Phio intends to use the net proceeds from this offering to fund the development of its immuno-oncology programs, for other research and development activities and for general working capital needs.
The Company has also granted the underwriter a 30-day option to purchase up to an additional 300,000 shares of common stock and/or warrants to purchase up to 300,000 shares of common stock, which option to purchase warrants was exercised by the underwriter.
Each unit sold in this offering contains one share of common stock and one warrant to purchase one share of common stock. Each pre-funded unit sold in this offering contains one pre-funded warrant to purchase one share of common stock at an exercise price of $0.001 per share and one warrant to purchase one share of common stock. Each warrant included in the units has an exercise price of $4.00 per share, is immediately exercisable and will expire five years from the date of issuance. The shares of common stock (or the pre-funded warrants, as the case may be) and the accompanying warrants included in the units or pre-funded units were purchased together in this offering, but were issued separately.

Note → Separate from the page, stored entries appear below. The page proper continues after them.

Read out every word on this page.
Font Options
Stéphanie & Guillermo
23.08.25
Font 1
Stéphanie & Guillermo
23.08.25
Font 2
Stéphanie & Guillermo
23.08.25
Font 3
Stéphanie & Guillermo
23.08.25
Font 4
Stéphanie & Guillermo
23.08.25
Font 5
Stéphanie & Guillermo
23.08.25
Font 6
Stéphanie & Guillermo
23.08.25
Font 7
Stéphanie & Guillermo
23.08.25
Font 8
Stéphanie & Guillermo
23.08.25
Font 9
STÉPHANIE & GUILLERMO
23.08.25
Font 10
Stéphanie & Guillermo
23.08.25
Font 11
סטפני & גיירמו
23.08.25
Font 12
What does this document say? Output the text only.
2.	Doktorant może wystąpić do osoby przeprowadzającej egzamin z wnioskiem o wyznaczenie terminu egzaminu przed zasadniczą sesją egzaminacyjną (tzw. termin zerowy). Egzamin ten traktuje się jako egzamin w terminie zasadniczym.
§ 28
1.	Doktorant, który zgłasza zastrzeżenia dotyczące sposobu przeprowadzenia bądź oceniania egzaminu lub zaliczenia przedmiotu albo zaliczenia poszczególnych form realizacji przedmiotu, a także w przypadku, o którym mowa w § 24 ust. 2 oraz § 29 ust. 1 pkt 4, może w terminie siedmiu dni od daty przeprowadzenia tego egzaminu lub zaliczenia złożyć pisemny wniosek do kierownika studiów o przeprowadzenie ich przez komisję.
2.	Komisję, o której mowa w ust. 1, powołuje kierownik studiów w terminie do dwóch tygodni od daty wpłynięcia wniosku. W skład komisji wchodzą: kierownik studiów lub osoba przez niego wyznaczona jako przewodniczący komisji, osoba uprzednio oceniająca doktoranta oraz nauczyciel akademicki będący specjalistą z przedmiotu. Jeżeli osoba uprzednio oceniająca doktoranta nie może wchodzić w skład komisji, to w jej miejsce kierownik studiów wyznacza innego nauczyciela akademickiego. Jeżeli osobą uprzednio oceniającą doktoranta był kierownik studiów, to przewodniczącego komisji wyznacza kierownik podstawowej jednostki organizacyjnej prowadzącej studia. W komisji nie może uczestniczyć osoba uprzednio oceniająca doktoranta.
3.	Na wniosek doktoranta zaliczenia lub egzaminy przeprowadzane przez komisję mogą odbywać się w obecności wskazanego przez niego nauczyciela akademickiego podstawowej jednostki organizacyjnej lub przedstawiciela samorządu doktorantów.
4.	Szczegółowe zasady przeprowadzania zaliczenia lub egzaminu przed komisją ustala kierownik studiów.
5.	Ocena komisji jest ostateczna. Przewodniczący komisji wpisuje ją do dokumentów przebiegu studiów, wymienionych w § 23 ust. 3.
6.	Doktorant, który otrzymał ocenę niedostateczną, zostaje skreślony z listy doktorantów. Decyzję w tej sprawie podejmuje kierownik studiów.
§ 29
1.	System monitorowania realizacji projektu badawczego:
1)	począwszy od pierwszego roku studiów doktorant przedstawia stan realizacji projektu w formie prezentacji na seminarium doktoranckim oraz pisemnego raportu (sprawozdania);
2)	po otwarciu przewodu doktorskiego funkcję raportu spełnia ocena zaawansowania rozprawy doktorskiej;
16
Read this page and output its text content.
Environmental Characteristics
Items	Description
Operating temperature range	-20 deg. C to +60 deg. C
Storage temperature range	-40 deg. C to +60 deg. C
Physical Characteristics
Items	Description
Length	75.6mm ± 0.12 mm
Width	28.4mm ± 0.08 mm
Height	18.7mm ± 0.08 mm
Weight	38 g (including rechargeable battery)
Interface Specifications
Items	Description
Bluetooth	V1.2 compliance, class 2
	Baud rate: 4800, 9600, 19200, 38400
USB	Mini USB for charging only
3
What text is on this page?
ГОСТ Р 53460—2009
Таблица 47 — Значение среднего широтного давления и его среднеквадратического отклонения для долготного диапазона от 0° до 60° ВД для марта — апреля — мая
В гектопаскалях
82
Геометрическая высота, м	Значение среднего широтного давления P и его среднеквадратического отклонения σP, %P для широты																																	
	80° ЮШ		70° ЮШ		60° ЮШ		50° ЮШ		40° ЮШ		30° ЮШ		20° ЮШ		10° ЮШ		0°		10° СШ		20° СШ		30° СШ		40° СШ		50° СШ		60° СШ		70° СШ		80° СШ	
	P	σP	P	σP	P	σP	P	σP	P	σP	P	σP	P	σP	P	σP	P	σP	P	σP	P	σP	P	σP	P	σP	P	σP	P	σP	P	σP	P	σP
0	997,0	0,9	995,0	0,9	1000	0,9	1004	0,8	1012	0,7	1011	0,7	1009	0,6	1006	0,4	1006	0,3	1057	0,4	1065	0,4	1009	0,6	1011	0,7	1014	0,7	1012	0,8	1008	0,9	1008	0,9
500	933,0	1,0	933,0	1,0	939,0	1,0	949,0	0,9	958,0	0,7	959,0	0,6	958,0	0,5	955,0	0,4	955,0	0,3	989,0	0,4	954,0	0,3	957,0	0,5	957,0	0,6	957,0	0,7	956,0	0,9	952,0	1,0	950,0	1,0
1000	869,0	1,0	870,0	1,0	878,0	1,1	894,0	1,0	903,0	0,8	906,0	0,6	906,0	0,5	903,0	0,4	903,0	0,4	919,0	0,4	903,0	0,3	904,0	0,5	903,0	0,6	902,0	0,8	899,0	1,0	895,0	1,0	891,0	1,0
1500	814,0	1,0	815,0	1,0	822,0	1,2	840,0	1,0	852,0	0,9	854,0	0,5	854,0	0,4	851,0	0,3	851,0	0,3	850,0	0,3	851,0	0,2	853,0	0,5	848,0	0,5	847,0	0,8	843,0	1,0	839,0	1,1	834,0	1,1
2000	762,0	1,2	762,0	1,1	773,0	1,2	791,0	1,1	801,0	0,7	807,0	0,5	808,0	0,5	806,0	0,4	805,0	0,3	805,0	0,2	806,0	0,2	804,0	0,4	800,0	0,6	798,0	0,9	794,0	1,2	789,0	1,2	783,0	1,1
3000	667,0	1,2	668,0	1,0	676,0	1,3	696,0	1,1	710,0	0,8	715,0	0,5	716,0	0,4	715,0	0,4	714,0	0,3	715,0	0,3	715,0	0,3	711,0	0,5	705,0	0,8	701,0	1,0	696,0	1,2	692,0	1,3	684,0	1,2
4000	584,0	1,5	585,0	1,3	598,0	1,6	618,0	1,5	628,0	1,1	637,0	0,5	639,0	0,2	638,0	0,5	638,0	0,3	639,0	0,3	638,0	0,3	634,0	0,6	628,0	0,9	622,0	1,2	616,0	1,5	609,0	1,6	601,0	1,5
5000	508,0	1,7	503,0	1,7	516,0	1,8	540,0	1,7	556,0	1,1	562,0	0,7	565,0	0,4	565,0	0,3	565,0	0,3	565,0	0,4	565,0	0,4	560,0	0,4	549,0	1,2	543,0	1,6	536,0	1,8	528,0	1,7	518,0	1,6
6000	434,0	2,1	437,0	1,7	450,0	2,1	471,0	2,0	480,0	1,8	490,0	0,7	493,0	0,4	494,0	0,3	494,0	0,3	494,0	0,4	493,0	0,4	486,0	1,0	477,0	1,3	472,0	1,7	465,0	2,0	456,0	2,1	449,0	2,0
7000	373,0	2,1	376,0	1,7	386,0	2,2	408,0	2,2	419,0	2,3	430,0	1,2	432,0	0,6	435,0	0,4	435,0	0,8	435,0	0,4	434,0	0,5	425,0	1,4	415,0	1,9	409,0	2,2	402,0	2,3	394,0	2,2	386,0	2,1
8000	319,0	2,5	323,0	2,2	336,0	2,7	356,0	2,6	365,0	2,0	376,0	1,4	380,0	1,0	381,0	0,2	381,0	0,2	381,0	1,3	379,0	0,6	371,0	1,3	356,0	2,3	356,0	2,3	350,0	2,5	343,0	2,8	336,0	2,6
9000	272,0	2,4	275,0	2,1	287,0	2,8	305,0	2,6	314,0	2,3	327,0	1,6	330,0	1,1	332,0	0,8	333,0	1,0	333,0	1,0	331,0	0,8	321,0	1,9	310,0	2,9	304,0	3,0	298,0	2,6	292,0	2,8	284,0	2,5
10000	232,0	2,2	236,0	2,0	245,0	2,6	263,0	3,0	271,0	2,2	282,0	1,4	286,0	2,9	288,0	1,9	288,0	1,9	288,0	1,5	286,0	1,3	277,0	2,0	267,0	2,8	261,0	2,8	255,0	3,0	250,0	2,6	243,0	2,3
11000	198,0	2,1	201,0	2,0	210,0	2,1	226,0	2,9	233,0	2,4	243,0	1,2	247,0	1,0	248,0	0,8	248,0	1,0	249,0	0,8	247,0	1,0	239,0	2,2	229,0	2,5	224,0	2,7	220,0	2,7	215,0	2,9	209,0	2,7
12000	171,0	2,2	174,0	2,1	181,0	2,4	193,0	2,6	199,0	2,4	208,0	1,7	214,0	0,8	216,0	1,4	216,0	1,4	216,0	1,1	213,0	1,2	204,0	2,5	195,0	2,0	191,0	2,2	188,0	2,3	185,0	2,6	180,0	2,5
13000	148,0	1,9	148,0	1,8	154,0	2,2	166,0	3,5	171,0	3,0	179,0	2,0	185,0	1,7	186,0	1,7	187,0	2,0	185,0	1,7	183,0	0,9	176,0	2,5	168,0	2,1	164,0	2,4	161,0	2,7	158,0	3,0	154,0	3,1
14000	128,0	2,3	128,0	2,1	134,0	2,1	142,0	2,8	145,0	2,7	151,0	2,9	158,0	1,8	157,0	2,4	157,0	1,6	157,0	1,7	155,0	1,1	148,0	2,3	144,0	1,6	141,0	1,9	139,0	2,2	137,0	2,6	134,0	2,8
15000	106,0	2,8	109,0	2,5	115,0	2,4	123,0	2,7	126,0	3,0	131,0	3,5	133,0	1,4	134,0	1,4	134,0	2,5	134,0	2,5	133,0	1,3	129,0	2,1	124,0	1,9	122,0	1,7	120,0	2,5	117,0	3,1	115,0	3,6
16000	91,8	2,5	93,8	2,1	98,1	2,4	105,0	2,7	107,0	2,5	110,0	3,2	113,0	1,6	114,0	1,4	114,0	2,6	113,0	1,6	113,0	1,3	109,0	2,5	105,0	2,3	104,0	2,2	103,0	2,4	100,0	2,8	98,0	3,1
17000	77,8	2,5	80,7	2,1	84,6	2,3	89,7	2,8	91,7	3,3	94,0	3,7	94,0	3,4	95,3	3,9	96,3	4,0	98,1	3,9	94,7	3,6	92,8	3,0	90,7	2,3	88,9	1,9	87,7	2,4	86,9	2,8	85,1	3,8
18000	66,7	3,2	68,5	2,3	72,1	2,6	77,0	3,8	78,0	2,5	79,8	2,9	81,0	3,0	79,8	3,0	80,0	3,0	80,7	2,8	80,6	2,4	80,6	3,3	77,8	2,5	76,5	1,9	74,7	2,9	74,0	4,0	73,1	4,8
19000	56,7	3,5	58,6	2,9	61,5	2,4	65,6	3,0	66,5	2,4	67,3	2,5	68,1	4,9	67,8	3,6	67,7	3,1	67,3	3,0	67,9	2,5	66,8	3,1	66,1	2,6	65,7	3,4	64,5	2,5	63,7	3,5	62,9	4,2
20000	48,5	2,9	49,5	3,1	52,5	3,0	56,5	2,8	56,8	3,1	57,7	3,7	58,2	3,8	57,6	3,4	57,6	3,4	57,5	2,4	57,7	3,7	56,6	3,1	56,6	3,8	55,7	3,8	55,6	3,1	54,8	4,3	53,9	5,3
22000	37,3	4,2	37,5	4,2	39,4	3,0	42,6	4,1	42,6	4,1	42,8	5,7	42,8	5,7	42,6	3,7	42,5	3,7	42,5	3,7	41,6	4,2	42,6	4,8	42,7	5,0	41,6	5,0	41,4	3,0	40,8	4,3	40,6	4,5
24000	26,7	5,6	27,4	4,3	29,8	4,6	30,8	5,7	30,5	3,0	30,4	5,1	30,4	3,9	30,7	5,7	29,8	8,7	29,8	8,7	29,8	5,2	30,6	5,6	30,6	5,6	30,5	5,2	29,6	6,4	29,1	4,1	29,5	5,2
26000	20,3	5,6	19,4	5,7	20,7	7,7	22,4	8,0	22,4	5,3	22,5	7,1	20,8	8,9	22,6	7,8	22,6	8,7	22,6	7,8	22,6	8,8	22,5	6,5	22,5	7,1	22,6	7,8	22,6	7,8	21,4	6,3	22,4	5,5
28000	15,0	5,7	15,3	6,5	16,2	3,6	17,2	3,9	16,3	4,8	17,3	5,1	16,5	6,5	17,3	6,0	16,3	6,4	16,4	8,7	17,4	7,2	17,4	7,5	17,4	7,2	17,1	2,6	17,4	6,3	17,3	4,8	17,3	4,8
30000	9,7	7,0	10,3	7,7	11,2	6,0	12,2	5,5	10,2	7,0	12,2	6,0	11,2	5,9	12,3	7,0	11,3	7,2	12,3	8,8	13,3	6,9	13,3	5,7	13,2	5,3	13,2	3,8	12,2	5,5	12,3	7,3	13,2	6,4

The securities described above were offered by Phio pursuant to a registration statement on Form S-1 (File No. 333-234032) declared effective by the Securities and Exchange Commission (the "SEC") on February 11, 2020. The offering was made only by means of a prospectus forming a part of the effective registration statement. Electronic copies of the final prospectus may be obtained by contacting H.C. Wainwright & Co., LLC, 430 Park Avenue, 3rd Floor, New York, New York 10022, by e-mailing [email protected] or via telephone at (646) 975-6996 or at the SEC’s website at View Source
This press release shall not constitute an offer to sell or the solicitation of an offer to buy any securities described herein, nor shall there be any sale of these securities in any state or jurisdiction in which such offer, solicitation or sale would be unlawful prior to registration or qualification under the securities laws of any such state or jurisdiction.